Se hizo llamar Epífanes, que significa el Dios manifiesto, o la manifestación de Dios. Acuñó una moneda con la imagen de Júpiter Olímpico con quien llegó a identificarse y la inscripción Rey Antíoco, Dios manifiesto y victorioso. La Biblia lo describe como un hombre despreciable. Apenas asumió invadió Judá y derrocó al Sumo Sacerdote Onías III (llamado en el v. 22 el príncipe del pacto) e instaló su propio Sumo Sacerdote, el primero que no era sacerdote en la historia del pueblo, Menelao.

Avanzó hasta Egipto y estuvo a punto de conquistarlo, pero el senado Romano no se lo permtió. Popilio Laenas le dio el ultimátum de abandonar Egipto, y Antíoco le dijo que le diera tiempo para pensarlo, a lo que el delegado romano le respondió haciendo un círculo en la arena alrededor de Antíoco, y diciéndole, que no se le ocurriera salir de ese círculo hasta que no respondiera a su ultimátum. Humillado, no le quedó otra que retornar a su país; pero, enfurecido, desahogó su cólera contra Palestina, persiguiendo a los judíos (la alianza santa, v.30).

Su plan era helenizar al pueblo judío para asimilarlo a su reino, creando así una fuerza política más vigorosa. Su obra persecutoria empezó por fundar un gimnasio al estilo griego. La palabra gim en griego, significa desnudo, permitiendo la desnudez del cuerpo, cosa que no estaba permitida entre los judíos. Prohibió la circuncisión masculina, símbolo del pacto entre Dios y su pueblo. Prohibió la celebración del sábado y de las fiestas judías. Hizo cesar el sacrificio continuo en el templo de Jerusalén. Y culminó con la profanación del templo, erigiendo en el altar de los holocaustos un ídolo de Júpiter Olímpico, y sacrificando cerdos, animal impuro para los judíos, lo que la Biblia llama la abominación desoladora. Destruyó el muro, o colina fortificada sobre la que se asentaba el santuario.

Judíos apóstatas se sumaron a esta penetración cultural, para recibir beneficios. Esto culminó con una masacre de los habitantes de Jerusalén. Pero como dice el versículo 32 que no servirá de guía este año, mientras muchos judíos violaron el pacto con el verdadero Dios, para asimilarse a esta penetración cultural contraria a la alianza con el Señor, otra parte del pueblo, los que verdaderamente conocían a Dios y tenían una relación con Él, reaccionaron con firmeza (v.32). Fue así que una familia, la de los Macabeos, se levantaron contra Antíoco y lideraron a los judíos que lograron recuperar Jerusalén y conseguir la libertad religiosa, limpiaron el templo, y lo volvieron a consagrar a Dios y finalmente obtuvieron la independencia política y Antíoco Epífanes muere en Babilonia.

 

Anticristos

Los últimos versículos del capítulo 11 hacen referencia al anticristo. Y esta es una referencia que señala hacia la experiencia del pueblo de Dios, no solamente durante el tiempo de Antíoco, sino más allá.

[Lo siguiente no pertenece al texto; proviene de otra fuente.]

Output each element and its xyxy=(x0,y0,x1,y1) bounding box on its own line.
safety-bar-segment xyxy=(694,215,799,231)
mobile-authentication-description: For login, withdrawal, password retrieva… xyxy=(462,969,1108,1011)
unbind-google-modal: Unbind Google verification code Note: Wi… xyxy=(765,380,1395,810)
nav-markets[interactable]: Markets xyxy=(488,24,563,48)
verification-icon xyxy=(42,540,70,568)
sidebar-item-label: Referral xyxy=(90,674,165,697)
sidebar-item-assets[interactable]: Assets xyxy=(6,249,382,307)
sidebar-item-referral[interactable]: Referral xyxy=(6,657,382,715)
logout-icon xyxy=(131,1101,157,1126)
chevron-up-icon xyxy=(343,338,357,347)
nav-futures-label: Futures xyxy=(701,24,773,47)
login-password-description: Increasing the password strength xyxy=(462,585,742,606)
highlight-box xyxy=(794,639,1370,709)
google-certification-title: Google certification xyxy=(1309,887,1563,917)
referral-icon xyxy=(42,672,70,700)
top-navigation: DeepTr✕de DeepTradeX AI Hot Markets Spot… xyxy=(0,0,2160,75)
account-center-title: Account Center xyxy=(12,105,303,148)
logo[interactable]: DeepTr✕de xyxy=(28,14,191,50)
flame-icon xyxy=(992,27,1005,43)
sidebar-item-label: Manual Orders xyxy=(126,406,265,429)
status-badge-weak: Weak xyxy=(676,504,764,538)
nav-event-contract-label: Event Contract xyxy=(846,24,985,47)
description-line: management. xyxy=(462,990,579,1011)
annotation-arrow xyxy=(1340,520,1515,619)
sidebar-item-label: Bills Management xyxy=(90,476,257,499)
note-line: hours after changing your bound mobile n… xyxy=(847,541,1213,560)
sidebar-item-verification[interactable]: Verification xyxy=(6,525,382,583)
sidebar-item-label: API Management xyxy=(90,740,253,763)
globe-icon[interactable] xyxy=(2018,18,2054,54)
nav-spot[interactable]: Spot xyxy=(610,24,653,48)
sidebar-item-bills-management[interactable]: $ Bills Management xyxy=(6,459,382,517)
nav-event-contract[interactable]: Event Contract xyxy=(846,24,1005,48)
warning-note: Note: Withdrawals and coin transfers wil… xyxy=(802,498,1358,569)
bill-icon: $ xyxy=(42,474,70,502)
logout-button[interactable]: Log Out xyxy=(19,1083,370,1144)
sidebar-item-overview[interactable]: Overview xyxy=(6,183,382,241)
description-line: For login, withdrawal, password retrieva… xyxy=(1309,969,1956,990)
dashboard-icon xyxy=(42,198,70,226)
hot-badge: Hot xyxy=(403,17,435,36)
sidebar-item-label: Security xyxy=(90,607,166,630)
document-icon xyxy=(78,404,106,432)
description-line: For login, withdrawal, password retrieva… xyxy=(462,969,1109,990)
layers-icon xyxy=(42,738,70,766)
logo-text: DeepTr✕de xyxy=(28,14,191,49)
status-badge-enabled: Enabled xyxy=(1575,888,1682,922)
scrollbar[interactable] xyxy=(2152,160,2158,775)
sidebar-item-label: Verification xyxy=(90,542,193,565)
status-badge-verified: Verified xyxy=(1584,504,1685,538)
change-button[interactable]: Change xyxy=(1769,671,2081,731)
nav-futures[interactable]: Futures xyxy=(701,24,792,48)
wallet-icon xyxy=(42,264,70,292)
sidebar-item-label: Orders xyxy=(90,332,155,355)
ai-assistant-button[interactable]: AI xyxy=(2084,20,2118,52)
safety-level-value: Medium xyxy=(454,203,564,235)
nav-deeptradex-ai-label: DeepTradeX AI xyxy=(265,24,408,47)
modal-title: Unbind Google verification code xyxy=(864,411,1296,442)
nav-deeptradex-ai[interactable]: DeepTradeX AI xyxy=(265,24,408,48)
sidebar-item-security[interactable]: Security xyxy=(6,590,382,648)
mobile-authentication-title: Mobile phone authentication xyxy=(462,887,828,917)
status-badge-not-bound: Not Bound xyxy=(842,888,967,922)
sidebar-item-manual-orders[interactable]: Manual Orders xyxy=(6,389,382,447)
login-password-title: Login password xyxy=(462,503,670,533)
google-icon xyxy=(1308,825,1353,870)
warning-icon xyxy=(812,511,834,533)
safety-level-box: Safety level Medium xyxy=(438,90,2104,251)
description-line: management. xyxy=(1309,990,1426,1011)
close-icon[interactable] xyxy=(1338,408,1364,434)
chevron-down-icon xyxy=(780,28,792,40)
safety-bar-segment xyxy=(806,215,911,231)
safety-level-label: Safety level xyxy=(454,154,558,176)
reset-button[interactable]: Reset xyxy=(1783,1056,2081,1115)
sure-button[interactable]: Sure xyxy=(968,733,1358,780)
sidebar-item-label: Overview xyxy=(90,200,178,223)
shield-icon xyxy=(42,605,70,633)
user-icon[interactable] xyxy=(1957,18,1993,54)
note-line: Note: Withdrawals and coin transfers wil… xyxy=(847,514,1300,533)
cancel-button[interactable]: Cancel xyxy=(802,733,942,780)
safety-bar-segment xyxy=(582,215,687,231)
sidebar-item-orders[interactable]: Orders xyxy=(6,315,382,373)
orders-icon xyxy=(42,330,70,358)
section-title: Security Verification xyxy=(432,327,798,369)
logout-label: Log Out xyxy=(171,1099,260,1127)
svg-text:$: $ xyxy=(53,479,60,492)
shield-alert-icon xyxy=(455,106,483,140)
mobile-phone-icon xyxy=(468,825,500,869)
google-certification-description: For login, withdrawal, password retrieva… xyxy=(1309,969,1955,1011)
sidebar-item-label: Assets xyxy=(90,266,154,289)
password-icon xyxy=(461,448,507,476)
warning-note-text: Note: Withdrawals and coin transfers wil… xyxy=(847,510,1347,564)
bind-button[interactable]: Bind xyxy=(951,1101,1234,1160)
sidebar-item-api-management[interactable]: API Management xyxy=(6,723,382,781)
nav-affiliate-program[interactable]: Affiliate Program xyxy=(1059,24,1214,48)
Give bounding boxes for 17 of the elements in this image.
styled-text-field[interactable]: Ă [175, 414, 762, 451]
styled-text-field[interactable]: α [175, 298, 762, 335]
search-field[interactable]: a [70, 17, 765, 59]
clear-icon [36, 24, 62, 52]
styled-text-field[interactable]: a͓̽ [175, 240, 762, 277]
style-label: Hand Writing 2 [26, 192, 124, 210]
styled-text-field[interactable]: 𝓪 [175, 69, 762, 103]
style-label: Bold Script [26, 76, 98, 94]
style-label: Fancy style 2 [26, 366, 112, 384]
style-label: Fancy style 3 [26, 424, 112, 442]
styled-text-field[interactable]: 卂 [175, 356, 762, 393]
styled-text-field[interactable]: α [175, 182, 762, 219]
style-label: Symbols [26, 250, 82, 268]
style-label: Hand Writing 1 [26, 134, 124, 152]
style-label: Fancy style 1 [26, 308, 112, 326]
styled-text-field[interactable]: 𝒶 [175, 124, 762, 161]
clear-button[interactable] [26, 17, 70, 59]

Sin descartar que esta figura pueda encarnarse en una persona en el final de los tiempos, el anticristo es un sistema de cosas contrario a Dios y que se levanta en diferentes épocas de la historia, con valores, con ideas, contrarios a Dios. Y con el fuerte intento de imponer ese sistema sobre el mundo y la realidad. Su intención es permear la realidad con una visión anticristiana, como diría el Salmo 2, anti el Ungido, el Mesías Jesucristo, y anti el pueblo de Dios. Por eso la profecía tiene una aplicación para cualquier momento de la historia, además de su aplicación a los tiempos finales. Por eso San Juan en su primera carta nos habla de muchos anticristos (1 Juan 2:18).

El espíritu del anticristo tiene varias características:

  • La primera es la obtención y el uso de un poder casi absoluto. Y con ese poderío intentar imponer esa ideología contraria a Dios sobre la gente. En el pasado era el poderío de un rey, como Antíoco, pero hoy además del poderío político-puede ser el poder de los medios de comunicación, de la información, y de los grandes concentradores de riquezas, el poderío del mercado.
  • La segunda característica es que ese poderío se levanta con Dios, contra su Ungido y contra su pueblo.
  • La tercera característica es que se levanta a sí mismo como absoluto, es decir, tiene la pretensión de ser casi divino.
  • La cuarta característica es que combina satánicamente la impiedad y la opresión e injusticia.
  • La quinta característica es que seduce y corrompe a los pueblos, y también a algunos creyentes que caen en apostasía.

 

Tensión Permanente y nuestra situación en Argentina

El relato nos muestra cómo el reino del Norte, y el Reino del Sur, se turnaban, para someter, oprimir y expoliar al pueblo de Dios. Pero la disputa del Reino del Norte y del Sur, por el mundo conocido, victimizando al pueblo de Dios, es una historia permanente. Es la tensión permanente en la que vive el pueblo de Dios en la historia, entre dos presiones: la de la oposición y persecución, por un lado, y la asimilación cultural por el otro. Por un lado, el intento permanente de la desacralización, y por el otro la presión de una espiritualidad sin Dios.

Estamos en Argentina entre estas dos presiones. Por un lado, la presión de la desacralización, la descristianización. Una perspectiva de la realidad absolutamente secularizante, que combate abiertamente todo lo religioso, valores, símbolos, principios, prácticas. Esta presión no son intentos aislados de algunos, sino un plan establecido. Lo que los medios de comunicación promueven, lo que algunas corrientes educativas pretenden instalar en la formación de las nuevas generaciones, lo que algunos sectores de la intelectualidad escriben, la militancia de algunas corrientes que se denominan progresistas, las leyes y proyectos de leyes que se presentan, apuntan en esta dirección. La intención es la profundización de un proceso de secularización absoluta de la sociedad.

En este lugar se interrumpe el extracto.